Beginning in 1961 (Pfaffmann et al.,
1961
) a large number of investigators in different laboratories have examined
the NST using anatomical, and neurophysiological techniques. The topographical
projections of the VII, IX and Xth nerves conveying sensory information to the NST have
been determined using different methods in several species (Torvik, 1956;
Norgren, 1981;
Whitehead and Frank, 1983;
Hamilton and Norgren, 1984). The
morphology of the NST has been studied and the neuronal architecture defined (Whitehead, 1988). Neurons in the NST have been
described as belonging to three major anatomical types—multipolar, elongate and
ovoid (Whitehead, 1988;
Lasiter and Kachele, 1988;
King and Bradley, 1994;
Mistretta and Labyak, 1994), and
using immunocytochemistry the presence of GABA and other neuropeptides has been described
(Lasiter and Kachele, 1988;
Barry et al., 1993).
Responses of NST neurons to chemical stimuli applied to the tongue have also been
examined many times in different species (e.g.
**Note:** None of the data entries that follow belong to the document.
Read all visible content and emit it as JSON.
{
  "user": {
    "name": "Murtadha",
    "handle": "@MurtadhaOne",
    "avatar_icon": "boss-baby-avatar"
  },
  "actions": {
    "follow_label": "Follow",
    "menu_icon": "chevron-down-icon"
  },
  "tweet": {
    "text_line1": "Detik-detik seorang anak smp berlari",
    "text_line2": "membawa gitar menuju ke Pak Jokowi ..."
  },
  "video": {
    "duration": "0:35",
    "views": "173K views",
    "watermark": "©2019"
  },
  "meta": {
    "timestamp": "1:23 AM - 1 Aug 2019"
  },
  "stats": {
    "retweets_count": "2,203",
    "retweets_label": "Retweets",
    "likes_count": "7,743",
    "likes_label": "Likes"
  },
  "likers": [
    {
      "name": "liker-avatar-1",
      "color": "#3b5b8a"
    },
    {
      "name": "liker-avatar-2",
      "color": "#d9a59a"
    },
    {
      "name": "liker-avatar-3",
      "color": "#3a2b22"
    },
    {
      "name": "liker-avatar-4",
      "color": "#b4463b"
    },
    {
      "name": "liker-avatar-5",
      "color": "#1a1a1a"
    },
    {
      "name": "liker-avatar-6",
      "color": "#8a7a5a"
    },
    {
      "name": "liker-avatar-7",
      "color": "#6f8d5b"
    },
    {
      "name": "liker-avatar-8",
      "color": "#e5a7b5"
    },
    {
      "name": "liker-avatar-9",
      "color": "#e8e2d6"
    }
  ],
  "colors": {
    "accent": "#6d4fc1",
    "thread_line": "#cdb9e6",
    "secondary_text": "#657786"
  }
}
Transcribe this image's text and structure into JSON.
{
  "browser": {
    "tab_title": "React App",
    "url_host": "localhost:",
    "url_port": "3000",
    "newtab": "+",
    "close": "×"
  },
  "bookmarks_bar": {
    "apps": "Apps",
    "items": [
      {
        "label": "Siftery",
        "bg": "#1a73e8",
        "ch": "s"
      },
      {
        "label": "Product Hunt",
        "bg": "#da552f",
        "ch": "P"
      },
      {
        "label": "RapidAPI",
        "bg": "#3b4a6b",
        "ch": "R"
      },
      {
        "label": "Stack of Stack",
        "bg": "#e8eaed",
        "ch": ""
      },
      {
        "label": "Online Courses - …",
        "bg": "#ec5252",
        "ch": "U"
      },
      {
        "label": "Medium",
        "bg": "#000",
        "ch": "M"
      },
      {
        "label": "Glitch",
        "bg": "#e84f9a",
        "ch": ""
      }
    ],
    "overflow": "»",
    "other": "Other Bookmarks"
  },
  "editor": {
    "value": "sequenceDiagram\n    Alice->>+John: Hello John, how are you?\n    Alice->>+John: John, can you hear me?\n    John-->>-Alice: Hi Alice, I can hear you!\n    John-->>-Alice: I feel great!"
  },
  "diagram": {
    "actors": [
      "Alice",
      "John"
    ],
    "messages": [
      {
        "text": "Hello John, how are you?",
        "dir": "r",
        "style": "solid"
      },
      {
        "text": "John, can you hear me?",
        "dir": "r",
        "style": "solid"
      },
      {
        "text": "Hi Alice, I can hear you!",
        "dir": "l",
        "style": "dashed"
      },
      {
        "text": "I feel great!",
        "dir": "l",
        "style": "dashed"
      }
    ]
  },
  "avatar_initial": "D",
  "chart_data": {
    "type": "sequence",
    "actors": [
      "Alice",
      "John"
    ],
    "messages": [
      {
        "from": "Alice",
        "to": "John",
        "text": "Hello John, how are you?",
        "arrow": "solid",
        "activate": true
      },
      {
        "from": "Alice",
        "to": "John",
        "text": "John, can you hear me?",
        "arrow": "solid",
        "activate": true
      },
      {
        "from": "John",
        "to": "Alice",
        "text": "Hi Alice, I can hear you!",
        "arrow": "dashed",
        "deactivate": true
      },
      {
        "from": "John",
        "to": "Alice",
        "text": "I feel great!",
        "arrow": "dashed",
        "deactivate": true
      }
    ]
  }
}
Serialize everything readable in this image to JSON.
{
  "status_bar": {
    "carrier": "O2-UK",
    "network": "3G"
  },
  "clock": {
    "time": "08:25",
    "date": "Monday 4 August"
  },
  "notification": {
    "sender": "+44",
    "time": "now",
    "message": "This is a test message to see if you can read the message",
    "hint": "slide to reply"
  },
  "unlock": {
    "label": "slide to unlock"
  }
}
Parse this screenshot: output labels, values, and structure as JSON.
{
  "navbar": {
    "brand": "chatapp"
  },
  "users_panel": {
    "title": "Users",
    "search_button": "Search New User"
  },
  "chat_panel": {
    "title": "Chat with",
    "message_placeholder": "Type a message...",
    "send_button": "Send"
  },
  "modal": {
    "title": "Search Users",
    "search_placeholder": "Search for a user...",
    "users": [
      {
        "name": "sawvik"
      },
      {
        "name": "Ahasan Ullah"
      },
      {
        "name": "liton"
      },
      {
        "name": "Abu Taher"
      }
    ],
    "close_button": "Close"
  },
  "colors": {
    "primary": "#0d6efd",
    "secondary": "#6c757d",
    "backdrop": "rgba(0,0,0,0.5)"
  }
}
Doetsch and Erickson, 1970;
Hill et al., 1983;
Smith et al., 1983a).
Because stimulation is almost always restricted to the anterior 2/3 of the tongue, only
neurons with input from the VIIth nerve have been extensively characterized. Moreover,
because the recordings have been accomplished with extracellular electrodes, the type of
neuron and its projection pattern are often undetermined. Thus, it is not known if the
NST neurons recorded from send information rostrally, or to brainstem areas, or to both
terminations. Regardless, these neurons are invariably called ‘taste neurons’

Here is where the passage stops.